The jeep roared to life and led the last convoy of Israeli tanks and armored personnel carriers out of Gaza. Within moments, it was done: Thirty-eight years of Israeli rule in the Gaza Strip came to an end.
Hunched in the back seat, I became a footnote of history — the last journalist to leave the Gaza Strip with the withdrawing Israeli troops.
It was the end of a long day. The previous afternoon was spent with soldiers in an abandoned basketball court in Neve Dekalim, the largest Jewish settlement in Gaza. Now it was reduced to piles of rubble, with plumes of smoke billowing from the debris.
Later, a somber ceremony at the Israeli army headquarters in Gaza was attended by hundreds, with the sounds of Palestinian gunfire echoing in the background. In the final hours, I accompanied the deputy commander of the central brigade of the Gaza division.
With a shaved head and round glasses sitting on a round face, Tzoran, 35, looked like the quintessential gruff, no-nonsense Israeli officer. He acted like one, too, constantly barking out orders at his soldiers and firing out staccato responses over the radio.
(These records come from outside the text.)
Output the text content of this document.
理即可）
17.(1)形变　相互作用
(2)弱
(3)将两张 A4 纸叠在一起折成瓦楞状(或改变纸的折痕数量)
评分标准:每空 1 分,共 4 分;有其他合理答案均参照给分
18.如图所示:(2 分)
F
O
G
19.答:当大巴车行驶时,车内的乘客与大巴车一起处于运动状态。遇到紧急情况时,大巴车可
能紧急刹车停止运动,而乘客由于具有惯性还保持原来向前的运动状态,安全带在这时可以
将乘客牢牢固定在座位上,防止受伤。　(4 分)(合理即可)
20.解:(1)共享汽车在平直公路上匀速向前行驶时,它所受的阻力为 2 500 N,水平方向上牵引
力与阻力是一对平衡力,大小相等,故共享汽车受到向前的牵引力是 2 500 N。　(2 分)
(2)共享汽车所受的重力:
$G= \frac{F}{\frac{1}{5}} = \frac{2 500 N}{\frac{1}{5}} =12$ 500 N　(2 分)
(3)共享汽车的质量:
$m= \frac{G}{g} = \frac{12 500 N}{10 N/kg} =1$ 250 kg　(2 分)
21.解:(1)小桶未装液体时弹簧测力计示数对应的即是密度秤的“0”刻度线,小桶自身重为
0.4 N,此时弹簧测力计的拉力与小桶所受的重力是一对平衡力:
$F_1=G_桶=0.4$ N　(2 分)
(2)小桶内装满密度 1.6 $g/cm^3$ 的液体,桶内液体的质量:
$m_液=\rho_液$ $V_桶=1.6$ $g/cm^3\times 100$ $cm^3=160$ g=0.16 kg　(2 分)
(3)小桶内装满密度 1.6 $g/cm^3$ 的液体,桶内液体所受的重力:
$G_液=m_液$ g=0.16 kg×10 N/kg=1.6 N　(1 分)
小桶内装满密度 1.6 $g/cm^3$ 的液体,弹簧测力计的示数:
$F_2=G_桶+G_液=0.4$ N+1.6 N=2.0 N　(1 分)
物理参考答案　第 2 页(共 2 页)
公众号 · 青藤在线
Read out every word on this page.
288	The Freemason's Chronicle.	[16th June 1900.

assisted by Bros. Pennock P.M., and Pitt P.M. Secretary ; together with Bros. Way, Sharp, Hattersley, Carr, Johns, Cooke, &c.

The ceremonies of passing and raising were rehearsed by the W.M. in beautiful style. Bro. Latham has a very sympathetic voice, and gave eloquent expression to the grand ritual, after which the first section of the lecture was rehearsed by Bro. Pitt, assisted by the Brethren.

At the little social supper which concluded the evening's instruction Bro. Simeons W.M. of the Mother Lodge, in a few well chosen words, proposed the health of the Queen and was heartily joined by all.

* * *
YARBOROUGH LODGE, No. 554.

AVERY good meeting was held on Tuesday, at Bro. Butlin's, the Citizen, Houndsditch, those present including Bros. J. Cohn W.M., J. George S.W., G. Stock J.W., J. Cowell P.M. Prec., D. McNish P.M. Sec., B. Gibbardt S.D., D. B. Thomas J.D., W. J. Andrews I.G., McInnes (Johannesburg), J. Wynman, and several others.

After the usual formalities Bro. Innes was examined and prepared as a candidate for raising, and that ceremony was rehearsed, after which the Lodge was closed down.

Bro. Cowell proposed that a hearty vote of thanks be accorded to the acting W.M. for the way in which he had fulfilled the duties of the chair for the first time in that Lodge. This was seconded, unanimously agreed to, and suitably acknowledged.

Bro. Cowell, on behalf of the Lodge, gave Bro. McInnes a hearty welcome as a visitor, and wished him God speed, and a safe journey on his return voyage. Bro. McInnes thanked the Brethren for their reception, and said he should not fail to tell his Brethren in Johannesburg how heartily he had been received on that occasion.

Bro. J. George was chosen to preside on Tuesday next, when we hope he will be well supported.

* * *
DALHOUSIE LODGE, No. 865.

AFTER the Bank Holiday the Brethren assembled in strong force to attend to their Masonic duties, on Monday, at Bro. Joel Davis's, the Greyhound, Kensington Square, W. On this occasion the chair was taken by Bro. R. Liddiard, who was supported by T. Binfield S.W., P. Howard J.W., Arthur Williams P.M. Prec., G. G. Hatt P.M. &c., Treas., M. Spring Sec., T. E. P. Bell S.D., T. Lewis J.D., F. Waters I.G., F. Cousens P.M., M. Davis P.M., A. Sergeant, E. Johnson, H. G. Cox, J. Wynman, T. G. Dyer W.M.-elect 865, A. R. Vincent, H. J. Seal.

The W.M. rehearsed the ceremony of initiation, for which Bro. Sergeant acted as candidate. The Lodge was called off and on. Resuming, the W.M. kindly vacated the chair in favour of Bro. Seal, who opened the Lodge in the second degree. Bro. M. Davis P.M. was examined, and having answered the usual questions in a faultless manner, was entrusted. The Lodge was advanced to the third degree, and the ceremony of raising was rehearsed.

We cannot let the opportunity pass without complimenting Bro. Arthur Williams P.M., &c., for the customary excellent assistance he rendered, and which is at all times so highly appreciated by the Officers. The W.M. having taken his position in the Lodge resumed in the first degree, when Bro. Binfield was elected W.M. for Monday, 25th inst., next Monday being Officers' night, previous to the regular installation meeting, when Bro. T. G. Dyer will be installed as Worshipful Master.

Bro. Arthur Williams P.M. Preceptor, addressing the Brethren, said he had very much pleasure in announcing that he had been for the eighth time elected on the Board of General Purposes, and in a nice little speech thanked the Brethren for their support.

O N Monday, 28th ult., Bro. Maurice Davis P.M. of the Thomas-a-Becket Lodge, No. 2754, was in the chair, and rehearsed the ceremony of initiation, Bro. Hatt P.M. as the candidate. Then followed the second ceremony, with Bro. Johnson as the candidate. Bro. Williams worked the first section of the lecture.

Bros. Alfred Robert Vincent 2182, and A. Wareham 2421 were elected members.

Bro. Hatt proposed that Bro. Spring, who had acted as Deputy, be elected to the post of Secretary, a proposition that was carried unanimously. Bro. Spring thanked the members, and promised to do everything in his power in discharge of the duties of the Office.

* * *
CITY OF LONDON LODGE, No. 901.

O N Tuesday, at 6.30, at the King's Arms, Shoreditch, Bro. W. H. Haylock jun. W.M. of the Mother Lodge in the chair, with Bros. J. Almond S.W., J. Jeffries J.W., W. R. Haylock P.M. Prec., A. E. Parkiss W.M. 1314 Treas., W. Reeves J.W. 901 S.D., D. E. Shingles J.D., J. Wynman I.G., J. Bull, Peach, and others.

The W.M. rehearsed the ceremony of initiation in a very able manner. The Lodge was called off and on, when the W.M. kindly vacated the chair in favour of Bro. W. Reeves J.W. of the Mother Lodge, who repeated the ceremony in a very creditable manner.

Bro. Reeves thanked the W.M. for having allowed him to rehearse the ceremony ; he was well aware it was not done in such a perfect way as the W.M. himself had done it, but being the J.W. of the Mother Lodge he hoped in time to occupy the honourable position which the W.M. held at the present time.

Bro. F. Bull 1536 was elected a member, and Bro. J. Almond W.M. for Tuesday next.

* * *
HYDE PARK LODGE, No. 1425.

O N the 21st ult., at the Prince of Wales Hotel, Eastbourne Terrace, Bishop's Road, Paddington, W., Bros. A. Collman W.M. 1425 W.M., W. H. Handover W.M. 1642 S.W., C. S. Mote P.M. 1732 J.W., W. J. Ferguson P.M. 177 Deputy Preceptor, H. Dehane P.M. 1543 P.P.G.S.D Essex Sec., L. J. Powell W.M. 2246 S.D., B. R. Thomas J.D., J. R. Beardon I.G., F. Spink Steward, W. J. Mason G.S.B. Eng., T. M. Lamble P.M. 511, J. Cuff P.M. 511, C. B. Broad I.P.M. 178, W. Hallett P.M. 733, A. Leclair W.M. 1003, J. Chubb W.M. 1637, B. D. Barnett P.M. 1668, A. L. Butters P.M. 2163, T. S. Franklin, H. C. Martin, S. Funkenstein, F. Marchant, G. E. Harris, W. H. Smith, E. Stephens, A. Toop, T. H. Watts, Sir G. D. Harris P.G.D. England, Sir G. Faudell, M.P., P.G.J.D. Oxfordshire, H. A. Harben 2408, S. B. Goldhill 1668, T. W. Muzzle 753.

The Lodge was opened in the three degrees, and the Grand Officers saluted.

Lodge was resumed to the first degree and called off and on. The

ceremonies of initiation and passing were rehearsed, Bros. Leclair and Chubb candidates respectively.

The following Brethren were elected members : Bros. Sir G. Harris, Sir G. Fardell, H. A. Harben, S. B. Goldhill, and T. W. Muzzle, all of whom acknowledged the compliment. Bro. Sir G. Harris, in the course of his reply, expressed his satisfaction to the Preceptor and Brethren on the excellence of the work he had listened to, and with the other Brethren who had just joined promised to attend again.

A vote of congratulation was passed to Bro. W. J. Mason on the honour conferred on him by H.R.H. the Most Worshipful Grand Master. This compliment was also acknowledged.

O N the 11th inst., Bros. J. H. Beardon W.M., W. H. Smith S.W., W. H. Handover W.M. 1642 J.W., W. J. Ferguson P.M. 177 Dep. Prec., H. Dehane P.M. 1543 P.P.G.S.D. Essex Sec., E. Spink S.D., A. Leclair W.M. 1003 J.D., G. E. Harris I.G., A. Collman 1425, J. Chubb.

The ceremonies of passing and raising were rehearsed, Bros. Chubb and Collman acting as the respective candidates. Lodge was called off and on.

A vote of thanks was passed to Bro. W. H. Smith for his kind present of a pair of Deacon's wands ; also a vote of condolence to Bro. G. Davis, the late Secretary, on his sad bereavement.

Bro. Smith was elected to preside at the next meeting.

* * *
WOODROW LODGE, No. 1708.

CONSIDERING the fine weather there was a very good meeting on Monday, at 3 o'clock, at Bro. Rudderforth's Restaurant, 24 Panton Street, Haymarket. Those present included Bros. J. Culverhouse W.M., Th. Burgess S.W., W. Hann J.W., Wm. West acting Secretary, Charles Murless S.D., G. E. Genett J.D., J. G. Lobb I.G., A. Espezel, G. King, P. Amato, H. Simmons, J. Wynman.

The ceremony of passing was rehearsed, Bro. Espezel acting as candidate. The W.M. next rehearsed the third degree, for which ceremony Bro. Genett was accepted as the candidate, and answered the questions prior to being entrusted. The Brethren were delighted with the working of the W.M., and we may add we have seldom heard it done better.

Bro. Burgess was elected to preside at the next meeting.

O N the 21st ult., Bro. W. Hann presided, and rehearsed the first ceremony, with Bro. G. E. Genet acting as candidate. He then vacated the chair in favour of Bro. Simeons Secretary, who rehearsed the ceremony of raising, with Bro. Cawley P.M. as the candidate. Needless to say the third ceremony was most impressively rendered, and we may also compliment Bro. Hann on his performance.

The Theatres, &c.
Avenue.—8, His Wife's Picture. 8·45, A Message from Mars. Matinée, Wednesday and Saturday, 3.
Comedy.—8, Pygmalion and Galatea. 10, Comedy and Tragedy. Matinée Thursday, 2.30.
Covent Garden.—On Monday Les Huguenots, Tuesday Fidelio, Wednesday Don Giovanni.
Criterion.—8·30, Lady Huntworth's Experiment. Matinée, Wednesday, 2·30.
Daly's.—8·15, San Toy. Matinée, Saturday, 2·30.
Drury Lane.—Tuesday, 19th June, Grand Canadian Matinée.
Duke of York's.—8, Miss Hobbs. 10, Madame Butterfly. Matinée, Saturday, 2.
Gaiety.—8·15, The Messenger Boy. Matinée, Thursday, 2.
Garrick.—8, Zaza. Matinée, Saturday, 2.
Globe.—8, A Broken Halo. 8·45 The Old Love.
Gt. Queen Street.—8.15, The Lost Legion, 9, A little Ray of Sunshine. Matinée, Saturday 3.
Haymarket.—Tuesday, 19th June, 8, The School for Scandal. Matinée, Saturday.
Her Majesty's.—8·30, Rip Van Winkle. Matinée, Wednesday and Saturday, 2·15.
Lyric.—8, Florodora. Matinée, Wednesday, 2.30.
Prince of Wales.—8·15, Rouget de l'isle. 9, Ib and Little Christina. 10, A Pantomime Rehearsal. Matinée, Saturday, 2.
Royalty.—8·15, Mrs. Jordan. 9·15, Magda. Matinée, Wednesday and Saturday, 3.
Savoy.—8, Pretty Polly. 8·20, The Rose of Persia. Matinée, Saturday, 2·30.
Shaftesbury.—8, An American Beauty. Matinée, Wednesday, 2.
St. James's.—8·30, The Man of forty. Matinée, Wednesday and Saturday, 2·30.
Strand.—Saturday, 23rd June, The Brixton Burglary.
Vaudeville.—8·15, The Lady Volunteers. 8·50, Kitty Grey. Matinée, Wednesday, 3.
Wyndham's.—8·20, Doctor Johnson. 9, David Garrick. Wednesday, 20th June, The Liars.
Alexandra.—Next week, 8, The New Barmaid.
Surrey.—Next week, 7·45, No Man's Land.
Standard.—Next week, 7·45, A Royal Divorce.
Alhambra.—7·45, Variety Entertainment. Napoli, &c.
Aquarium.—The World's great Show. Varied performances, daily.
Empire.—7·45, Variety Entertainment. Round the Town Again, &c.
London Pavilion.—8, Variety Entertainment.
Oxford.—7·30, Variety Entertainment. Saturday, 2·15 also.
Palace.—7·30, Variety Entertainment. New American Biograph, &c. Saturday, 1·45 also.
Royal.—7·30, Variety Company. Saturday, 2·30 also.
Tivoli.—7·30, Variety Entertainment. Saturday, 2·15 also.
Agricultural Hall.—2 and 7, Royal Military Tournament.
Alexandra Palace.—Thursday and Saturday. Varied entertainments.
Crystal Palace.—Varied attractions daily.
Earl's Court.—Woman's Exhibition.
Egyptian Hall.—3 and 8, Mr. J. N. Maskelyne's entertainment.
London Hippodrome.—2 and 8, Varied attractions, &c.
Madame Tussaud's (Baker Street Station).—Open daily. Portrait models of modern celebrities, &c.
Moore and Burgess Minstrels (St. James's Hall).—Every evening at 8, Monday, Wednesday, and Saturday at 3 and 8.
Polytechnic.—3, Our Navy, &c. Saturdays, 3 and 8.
That night, he was responsible for a large part of the coordination of the withdrawal in the field, from relaying orders down the ranks, to evacuating broken down vehicles, to directing the traffic on the routes. He said it was a night of “strange emotions.” He supports the decision to withdraw from Gaza but is still nostalgic about his time in Gaza.
“We’ve been through a lot of difficult things here,” he said, yelling over the crackle of the radio. “We are leaving a lot of memories behind.”
Our first stop was Kfar Darom, one of the first settlements in the Gaza Strip. We stopped for coffee with the tank commander in the center of the village. A stray cat hopped from one of the boulders, probably the last living thing to greet the Palestinians upon their arrival. Across from us was the synagogue, the last structure standing. Tzoran said he feared for its survival. A few hours later, his fears were realized, as we watched the flames from a distance; a Palestinian crowd had set fire to it, venting their rage against a symbol of the hated occupation.
Then it was on to the nearby Tel Katifa settlement to visit another tank atop an isolated ridge. Through night vision goggles, I saw hundreds of Palestinians celebrating in the town of Deir El-Balah just a few hundred meters away. Some begin wondering toward the Israeli position. The soldiers fired warning shots and launched a flare, forcing the Palestinians to retreat.
It was early Monday, Sept. 12, 2005, and Tzoran said he wanted to take me to a special place — a little ramp overlooking the coast just south of Tel Katifa. Here, the waves splashed peacefully against the shore. “This is my ramp. This is my place,” he said, looking out toward the sea. “Now it’s just us and God here.”
Just past 1 a.m. on Monday, the order to withdraw came over the radio. “This is it,” he said.
One after the other, like clockwork, the battalions rolled out as dozens of vehicles began making their orderly way out of the strip.
“Lebanon was seen as an escape,” Tzoran pointed out, referring to Israel’s hasty retreat from the neighboring country to the north in 2000. “This is different, it’s a departure from a position of strength, organized and planned to the last detail.”
Not everything went according to plan, though. Around 4 a.m. one of the tanks broke down. Another tried to drag it, but fails. A tow-truck was called in, but time was running out, several settlements were already ablaze and the commanders feared the Palestinians were closing in.
Soldiers took up positions around the tank, occasionally firing. By daybreak, the evacuation was completed. The new border, Kissufim Crossing, lay directly ahead, and Tzoran’s jeep, with me in the backseat, drove into Israel.